The jewel in the crown so to speak was the third main source
of material - the x-ray acetates. Remarkably, some of the original x-ray
exposures have survived and capture the various samples, salts and techniques
that the KCL Biophysics department used in their x-ray diffraction studies of
DNA and later RNA and nuceleoproteins. It was decided early on that all the
x-rays were to be digitised, due in part due to their intrinsic value but
secondly because of their unstable physical condition. Acetate film has a
tendency to deteriorate and undergo what is known as vinegar syndrome. This is
when the acetate degrades and begins to oxidise creating a vinegar smell. The
surface often begins to warp and crack and fades the original image. The
condition is autocatalytic which means that once it has begun it cannot
be stopped with the only stabilisation solution being to isolate and freeze the
material. Many of the x-rays show the early signs of this condition (small pock
marks) but the vast majority have retained clear x-ray patterns.

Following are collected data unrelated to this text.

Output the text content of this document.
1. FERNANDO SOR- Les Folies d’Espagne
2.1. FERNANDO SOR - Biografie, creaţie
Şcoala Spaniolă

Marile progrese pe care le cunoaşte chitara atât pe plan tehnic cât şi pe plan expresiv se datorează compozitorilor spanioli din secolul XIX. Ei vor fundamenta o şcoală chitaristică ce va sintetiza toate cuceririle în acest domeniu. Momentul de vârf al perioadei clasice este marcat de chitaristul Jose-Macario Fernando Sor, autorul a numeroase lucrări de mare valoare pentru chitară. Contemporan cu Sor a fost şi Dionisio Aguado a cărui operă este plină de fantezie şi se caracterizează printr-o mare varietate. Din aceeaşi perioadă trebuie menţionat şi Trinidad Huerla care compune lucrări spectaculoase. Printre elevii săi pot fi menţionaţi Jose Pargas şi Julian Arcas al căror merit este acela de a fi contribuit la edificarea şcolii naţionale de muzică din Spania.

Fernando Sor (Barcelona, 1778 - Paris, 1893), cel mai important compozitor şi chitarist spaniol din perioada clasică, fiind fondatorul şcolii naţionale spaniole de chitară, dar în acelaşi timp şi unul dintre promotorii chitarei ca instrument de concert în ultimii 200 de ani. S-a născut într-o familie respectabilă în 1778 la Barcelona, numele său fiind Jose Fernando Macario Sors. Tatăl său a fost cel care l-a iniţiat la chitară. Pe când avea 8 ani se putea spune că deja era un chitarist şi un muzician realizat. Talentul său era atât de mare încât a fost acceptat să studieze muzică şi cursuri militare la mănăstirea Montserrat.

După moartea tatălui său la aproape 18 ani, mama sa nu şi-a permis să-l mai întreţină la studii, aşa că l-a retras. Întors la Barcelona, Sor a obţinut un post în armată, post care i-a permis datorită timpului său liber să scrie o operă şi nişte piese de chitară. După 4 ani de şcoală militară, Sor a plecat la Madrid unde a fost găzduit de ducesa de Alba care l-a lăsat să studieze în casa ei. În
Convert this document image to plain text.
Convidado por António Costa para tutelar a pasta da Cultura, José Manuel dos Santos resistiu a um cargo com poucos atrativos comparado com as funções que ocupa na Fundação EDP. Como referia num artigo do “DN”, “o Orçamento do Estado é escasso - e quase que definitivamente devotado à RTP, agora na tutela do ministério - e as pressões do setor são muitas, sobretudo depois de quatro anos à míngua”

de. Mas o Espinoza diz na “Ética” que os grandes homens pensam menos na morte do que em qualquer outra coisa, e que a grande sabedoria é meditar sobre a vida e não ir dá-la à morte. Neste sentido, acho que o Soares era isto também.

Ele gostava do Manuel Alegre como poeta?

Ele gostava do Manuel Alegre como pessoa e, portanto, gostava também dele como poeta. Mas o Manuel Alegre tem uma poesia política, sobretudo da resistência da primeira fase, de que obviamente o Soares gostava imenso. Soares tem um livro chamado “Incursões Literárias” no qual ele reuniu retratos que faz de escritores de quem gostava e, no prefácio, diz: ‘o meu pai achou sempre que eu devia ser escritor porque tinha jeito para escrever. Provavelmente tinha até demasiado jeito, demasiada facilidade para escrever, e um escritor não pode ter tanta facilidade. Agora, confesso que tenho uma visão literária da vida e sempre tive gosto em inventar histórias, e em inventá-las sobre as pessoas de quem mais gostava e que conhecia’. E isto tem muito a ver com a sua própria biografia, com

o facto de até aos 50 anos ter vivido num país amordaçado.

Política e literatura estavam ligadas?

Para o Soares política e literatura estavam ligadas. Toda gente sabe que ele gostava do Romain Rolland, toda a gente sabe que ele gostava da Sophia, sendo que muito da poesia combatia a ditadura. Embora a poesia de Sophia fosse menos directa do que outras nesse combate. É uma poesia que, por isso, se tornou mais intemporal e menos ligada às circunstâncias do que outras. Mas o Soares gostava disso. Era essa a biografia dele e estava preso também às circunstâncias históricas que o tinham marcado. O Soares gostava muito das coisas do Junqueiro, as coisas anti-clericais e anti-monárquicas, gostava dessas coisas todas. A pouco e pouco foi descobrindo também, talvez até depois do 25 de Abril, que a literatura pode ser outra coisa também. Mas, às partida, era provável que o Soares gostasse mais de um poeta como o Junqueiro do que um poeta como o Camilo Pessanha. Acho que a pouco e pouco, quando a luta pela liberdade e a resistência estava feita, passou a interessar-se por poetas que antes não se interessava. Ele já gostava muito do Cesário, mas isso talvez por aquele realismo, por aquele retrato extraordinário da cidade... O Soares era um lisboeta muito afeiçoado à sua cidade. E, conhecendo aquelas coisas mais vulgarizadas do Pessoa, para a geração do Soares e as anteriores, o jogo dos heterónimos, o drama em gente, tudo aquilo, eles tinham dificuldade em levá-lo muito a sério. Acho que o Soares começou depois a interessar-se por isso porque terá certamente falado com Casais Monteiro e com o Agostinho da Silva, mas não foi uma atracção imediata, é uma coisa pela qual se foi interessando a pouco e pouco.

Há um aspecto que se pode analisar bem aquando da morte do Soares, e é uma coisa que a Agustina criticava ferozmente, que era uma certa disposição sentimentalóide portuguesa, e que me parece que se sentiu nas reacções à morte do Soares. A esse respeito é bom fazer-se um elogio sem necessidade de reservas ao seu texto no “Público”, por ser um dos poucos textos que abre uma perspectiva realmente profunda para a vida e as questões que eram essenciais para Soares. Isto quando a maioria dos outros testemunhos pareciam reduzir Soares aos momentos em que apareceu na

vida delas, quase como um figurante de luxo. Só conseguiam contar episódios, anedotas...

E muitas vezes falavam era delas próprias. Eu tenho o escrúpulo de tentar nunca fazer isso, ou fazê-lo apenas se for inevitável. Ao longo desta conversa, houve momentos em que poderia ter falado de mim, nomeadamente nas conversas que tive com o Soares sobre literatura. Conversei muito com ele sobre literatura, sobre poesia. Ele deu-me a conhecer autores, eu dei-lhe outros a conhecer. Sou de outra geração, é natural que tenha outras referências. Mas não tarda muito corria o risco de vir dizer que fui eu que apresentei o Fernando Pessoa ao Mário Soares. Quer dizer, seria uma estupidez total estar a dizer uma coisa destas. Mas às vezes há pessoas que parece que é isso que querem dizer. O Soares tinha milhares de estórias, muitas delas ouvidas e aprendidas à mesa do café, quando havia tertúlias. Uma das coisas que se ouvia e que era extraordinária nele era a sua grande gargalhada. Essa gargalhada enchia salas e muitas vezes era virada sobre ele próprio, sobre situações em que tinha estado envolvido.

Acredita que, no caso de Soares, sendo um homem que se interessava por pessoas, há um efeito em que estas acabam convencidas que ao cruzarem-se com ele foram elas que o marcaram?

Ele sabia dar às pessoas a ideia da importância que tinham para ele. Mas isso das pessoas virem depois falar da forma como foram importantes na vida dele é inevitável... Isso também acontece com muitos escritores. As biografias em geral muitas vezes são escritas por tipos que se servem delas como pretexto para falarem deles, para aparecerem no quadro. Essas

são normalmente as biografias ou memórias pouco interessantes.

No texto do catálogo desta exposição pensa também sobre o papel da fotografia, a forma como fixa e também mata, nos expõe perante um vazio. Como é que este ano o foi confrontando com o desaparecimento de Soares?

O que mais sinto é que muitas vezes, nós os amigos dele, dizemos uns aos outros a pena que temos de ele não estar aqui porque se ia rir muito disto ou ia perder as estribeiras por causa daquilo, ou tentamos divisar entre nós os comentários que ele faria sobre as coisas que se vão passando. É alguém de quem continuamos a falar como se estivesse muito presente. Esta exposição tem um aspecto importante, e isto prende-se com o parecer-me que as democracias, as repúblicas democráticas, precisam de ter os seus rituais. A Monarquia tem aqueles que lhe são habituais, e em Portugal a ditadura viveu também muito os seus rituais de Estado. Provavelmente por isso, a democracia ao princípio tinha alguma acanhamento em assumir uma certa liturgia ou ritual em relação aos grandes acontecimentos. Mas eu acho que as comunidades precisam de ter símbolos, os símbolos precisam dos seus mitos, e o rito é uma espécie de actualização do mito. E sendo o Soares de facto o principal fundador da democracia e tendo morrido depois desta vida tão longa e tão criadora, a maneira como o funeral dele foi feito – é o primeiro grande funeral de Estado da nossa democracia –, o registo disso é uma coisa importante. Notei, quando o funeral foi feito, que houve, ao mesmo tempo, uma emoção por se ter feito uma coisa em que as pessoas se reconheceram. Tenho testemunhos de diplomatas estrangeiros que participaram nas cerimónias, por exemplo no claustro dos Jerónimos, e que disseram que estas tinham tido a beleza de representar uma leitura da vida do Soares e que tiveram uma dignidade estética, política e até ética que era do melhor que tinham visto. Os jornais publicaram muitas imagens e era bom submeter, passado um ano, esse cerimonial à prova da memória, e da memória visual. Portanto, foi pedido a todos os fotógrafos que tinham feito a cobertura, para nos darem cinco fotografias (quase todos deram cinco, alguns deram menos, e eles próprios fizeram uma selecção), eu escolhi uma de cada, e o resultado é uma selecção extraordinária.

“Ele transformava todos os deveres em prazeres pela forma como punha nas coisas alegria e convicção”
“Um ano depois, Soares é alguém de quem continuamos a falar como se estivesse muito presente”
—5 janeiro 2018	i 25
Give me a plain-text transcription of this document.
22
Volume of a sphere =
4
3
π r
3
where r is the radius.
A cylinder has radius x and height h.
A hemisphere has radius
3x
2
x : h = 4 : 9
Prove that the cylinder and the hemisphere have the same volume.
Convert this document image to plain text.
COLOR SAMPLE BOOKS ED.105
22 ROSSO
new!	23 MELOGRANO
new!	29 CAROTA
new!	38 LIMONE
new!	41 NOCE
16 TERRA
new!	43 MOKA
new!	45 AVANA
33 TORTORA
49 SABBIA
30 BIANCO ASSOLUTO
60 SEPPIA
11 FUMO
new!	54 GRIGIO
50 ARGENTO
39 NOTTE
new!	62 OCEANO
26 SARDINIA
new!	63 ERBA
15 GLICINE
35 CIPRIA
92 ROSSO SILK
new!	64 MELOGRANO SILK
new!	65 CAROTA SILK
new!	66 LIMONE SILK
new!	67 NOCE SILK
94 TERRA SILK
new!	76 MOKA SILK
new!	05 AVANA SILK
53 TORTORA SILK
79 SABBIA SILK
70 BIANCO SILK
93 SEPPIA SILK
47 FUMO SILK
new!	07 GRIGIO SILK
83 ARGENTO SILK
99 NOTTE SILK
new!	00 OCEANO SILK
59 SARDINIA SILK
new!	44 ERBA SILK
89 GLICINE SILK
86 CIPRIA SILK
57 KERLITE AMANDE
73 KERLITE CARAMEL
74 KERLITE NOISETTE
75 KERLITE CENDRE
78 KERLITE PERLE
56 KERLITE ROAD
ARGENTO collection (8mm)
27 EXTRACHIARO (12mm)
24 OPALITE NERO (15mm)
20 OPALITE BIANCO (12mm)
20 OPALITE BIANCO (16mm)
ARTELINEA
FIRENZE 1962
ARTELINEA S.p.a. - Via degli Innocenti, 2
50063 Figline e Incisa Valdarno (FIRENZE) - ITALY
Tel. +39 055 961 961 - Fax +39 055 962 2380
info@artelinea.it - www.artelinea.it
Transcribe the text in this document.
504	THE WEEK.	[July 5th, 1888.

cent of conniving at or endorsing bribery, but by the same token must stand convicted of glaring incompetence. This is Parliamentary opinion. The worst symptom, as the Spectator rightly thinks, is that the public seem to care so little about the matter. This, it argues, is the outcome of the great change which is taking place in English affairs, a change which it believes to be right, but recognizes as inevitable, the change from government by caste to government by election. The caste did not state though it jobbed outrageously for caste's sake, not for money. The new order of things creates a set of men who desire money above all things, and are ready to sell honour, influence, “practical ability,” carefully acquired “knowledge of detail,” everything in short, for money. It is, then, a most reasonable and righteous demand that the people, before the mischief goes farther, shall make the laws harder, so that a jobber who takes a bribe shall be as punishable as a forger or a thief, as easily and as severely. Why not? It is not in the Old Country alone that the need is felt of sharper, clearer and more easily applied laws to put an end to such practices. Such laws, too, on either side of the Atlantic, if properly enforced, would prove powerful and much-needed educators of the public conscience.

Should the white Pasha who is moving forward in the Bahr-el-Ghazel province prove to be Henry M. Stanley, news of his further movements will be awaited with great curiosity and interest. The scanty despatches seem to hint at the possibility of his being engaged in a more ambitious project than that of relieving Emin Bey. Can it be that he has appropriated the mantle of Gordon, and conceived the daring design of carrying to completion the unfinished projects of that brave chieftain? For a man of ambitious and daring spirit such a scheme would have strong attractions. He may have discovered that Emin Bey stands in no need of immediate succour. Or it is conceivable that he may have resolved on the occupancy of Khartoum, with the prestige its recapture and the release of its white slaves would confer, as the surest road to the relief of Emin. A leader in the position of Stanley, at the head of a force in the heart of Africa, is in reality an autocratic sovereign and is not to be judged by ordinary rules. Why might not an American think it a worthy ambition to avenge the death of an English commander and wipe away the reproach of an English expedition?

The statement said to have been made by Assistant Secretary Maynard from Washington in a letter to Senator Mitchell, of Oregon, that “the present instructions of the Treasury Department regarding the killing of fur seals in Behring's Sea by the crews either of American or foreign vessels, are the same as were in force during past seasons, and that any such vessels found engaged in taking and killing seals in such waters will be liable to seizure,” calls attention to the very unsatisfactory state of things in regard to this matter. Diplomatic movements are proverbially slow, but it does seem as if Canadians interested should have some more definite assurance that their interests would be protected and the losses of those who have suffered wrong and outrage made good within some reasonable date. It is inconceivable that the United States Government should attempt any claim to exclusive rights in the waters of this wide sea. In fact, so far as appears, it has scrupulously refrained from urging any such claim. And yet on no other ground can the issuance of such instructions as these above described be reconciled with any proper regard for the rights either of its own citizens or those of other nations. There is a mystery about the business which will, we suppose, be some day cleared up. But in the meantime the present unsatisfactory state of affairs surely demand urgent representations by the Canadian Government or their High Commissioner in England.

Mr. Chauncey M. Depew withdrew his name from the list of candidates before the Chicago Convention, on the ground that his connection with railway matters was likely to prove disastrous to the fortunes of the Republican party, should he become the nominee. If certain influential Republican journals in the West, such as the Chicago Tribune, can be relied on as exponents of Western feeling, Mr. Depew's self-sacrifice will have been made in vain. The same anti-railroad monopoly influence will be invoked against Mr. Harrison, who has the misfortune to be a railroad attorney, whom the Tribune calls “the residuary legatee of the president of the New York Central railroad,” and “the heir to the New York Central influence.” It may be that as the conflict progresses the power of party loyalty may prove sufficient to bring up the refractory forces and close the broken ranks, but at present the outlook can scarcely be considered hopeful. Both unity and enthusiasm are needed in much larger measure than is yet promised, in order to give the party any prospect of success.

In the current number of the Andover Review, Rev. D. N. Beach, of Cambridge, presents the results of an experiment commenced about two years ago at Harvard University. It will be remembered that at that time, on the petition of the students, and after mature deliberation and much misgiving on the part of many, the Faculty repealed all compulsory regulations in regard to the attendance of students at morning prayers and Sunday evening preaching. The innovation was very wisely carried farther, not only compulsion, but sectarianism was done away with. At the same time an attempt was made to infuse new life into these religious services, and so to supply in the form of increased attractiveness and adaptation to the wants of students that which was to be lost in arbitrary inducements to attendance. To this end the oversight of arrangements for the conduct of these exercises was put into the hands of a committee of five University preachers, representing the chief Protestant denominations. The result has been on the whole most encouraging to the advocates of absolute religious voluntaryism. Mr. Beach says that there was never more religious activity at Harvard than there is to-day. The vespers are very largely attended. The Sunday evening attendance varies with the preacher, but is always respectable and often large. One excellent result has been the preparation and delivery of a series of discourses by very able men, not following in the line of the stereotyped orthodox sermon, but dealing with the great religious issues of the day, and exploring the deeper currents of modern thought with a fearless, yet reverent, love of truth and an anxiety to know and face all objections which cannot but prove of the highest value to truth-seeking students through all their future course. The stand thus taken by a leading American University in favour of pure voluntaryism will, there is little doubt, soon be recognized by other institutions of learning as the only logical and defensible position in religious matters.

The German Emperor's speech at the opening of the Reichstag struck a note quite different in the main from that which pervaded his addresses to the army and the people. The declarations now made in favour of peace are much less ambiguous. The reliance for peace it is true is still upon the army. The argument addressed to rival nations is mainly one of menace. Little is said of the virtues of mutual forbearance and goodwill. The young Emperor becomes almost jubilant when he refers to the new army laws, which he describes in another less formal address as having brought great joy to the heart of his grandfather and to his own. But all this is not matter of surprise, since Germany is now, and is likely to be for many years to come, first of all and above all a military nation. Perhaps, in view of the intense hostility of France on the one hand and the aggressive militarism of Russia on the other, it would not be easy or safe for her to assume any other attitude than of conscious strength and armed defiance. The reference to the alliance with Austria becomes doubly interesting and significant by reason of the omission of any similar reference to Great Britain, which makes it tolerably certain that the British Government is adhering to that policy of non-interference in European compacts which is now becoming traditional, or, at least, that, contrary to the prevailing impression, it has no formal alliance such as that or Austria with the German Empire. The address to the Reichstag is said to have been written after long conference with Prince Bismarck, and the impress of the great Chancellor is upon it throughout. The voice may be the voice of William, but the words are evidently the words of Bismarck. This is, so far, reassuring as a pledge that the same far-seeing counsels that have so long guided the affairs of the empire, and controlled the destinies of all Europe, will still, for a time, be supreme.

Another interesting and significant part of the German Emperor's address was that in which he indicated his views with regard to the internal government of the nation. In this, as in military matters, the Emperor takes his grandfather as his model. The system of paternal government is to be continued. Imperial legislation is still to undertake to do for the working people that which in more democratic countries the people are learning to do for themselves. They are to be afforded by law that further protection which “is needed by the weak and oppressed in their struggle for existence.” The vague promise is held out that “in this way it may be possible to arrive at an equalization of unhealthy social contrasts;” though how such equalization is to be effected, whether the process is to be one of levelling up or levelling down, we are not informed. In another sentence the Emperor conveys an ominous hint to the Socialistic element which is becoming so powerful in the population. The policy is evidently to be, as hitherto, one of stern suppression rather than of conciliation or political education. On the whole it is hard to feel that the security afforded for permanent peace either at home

X-ray diffraction exposure showing clear warping and peeling of the emulsion layer but retaining the x-ray pattern of DNA. |
X-ray diffraction exposure of DNA with typical pock marks associated with acetate deterioration |
Digitisation is the best strategy for long term preservation of this material for several reasons. Firstly, by producing a digital copy we can retain valuable content before further deterioration ensues. Secondly, the digital copy will be more accessible than the original as a high quality scan can provide a greater degree of clarity than the physical copy and thirdly by producing a digital surrogate it reduces the risk of damage from physical handling and allows for the original material to be put into cold storage.
Overall, the images selected from the Biophysics Department
are representative of the biophysical approach to genetics taken between
1947-1969.The collection provides an unprecedented record of x-ray diffraction
studies in genetics as well as fully documenting the experimental work of
Maurice Wilkins and his colleagues carried out at King’s.